A solo 401(k) — formally called a one-participant 401(k) by the IRS — is a standard 401(k) plan that covers a business owner with no employees, or a business owner and their spouse. It carries the same contribution limits as a regular workplace 401(k) but adds an *employer* contribution on top, making it one of the highest-ceiling retirement vehicles available to self-employed people.
You wear two hats: employee and employer. As the employee, you can defer up to $23,000 in 2024 ($30,500 if you're 50 or older — catch-up contributions apply). As the employer, you can contribute up to 25% of compensation on top of that. Combined, the total limit is $69,000 for 2024 ($76,500 with catch-up). Self-employed income calculations follow the same IRS formula used for SEP-IRAs. Full details are in the IRS one-participant 401(k) guidance.

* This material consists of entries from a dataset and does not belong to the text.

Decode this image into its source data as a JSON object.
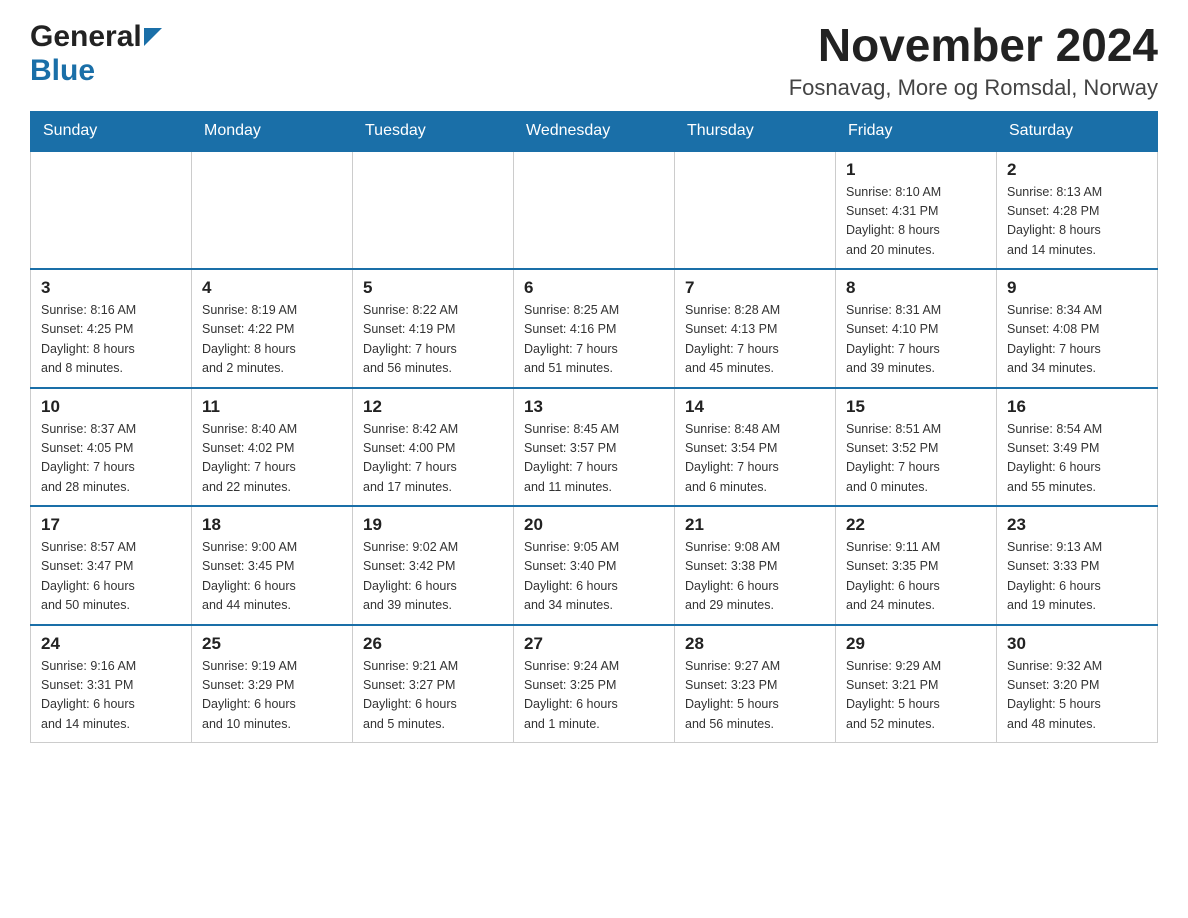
{
  "header": {
    "logo_general": "General",
    "logo_blue": "Blue",
    "month_title": "November 2024",
    "location": "Fosnavag, More og Romsdal, Norway"
  },
  "weekdays": [
    "Sunday",
    "Monday",
    "Tuesday",
    "Wednesday",
    "Thursday",
    "Friday",
    "Saturday"
  ],
  "weeks": [
    [
      {
        "day": "",
        "info": ""
      },
      {
        "day": "",
        "info": ""
      },
      {
        "day": "",
        "info": ""
      },
      {
        "day": "",
        "info": ""
      },
      {
        "day": "",
        "info": ""
      },
      {
        "day": "1",
        "info": "Sunrise: 8:10 AM\nSunset: 4:31 PM\nDaylight: 8 hours\nand 20 minutes."
      },
      {
        "day": "2",
        "info": "Sunrise: 8:13 AM\nSunset: 4:28 PM\nDaylight: 8 hours\nand 14 minutes."
      }
    ],
    [
      {
        "day": "3",
        "info": "Sunrise: 8:16 AM\nSunset: 4:25 PM\nDaylight: 8 hours\nand 8 minutes."
      },
      {
        "day": "4",
        "info": "Sunrise: 8:19 AM\nSunset: 4:22 PM\nDaylight: 8 hours\nand 2 minutes."
      },
      {
        "day": "5",
        "info": "Sunrise: 8:22 AM\nSunset: 4:19 PM\nDaylight: 7 hours\nand 56 minutes."
      },
      {
        "day": "6",
        "info": "Sunrise: 8:25 AM\nSunset: 4:16 PM\nDaylight: 7 hours\nand 51 minutes."
      },
      {
        "day": "7",
        "info": "Sunrise: 8:28 AM\nSunset: 4:13 PM\nDaylight: 7 hours\nand 45 minutes."
      },
      {
        "day": "8",
        "info": "Sunrise: 8:31 AM\nSunset: 4:10 PM\nDaylight: 7 hours\nand 39 minutes."
      },
      {
        "day": "9",
        "info": "Sunrise: 8:34 AM\nSunset: 4:08 PM\nDaylight: 7 hours\nand 34 minutes."
      }
    ],
    [
      {
        "day": "10",
        "info": "Sunrise: 8:37 AM\nSunset: 4:05 PM\nDaylight: 7 hours\nand 28 minutes."
      },
      {
        "day": "11",
        "info": "Sunrise: 8:40 AM\nSunset: 4:02 PM\nDaylight: 7 hours\nand 22 minutes."
      },
      {
        "day": "12",
        "info": "Sunrise: 8:42 AM\nSunset: 4:00 PM\nDaylight: 7 hours\nand 17 minutes."
      },
      {
        "day": "13",
        "info": "Sunrise: 8:45 AM\nSunset: 3:57 PM\nDaylight: 7 hours\nand 11 minutes."
      },
      {
        "day": "14",
        "info": "Sunrise: 8:48 AM\nSunset: 3:54 PM\nDaylight: 7 hours\nand 6 minutes."
      },
      {
        "day": "15",
        "info": "Sunrise: 8:51 AM\nSunset: 3:52 PM\nDaylight: 7 hours\nand 0 minutes."
      },
      {
        "day": "16",
        "info": "Sunrise: 8:54 AM\nSunset: 3:49 PM\nDaylight: 6 hours\nand 55 minutes."
      }
    ],
    [
      {
        "day": "17",
        "info": "Sunrise: 8:57 AM\nSunset: 3:47 PM\nDaylight: 6 hours\nand 50 minutes."
      },
      {
        "day": "18",
        "info": "Sunrise: 9:00 AM\nSunset: 3:45 PM\nDaylight: 6 hours\nand 44 minutes."
      },
      {
        "day": "19",
        "info": "Sunrise: 9:02 AM\nSunset: 3:42 PM\nDaylight: 6 hours\nand 39 minutes."
      },
      {
        "day": "20",
        "info": "Sunrise: 9:05 AM\nSunset: 3:40 PM\nDaylight: 6 hours\nand 34 minutes."
      },
      {
        "day": "21",
        "info": "Sunrise: 9:08 AM\nSunset: 3:38 PM\nDaylight: 6 hours\nand 29 minutes."
      },
      {
        "day": "22",
        "info": "Sunrise: 9:11 AM\nSunset: 3:35 PM\nDaylight: 6 hours\nand 24 minutes."
      },
      {
        "day": "23",
        "info": "Sunrise: 9:13 AM\nSunset: 3:33 PM\nDaylight: 6 hours\nand 19 minutes."
      }
    ],
    [
      {
        "day": "24",
        "info": "Sunrise: 9:16 AM\nSunset: 3:31 PM\nDaylight: 6 hours\nand 14 minutes."
      },
      {
        "day": "25",
        "info": "Sunrise: 9:19 AM\nSunset: 3:29 PM\nDaylight: 6 hours\nand 10 minutes."
      },
      {
        "day": "26",
        "info": "Sunrise: 9:21 AM\nSunset: 3:27 PM\nDaylight: 6 hours\nand 5 minutes."
      },
      {
        "day": "27",
        "info": "Sunrise: 9:24 AM\nSunset: 3:25 PM\nDaylight: 6 hours\nand 1 minute."
      },
      {
        "day": "28",
        "info": "Sunrise: 9:27 AM\nSunset: 3:23 PM\nDaylight: 5 hours\nand 56 minutes."
      },
      {
        "day": "29",
        "info": "Sunrise: 9:29 AM\nSunset: 3:21 PM\nDaylight: 5 hours\nand 52 minutes."
      },
      {
        "day": "30",
        "info": "Sunrise: 9:32 AM\nSunset: 3:20 PM\nDaylight: 5 hours\nand 48 minutes."
      }
    ]
  ]
}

Both have the same $69,000 ceiling, but the solo 401(k) wins at lower income levels because the employee-side contribution is a flat dollar amount, not a percentage. For example, a freelancer earning $50,000 can max out the $23,000 employee deferral in a solo 401(k) far more easily than contributing 25% of $50,000 ($12,500) to a SEP-IRA. The solo 401(k) also allows a Roth option (after-tax contributions) if your plan document allows it — the SEP-IRA does not.
Solo 401(k)s are only available when you have no common-law employees (other than a spouse). Once your plan assets exceed $250,000, you must file IRS Form 5500-EZ annually. Contributions must be made by your tax-filing deadline, including extensions, but the plan itself must be established by December 31 of the year for which you want to contribute.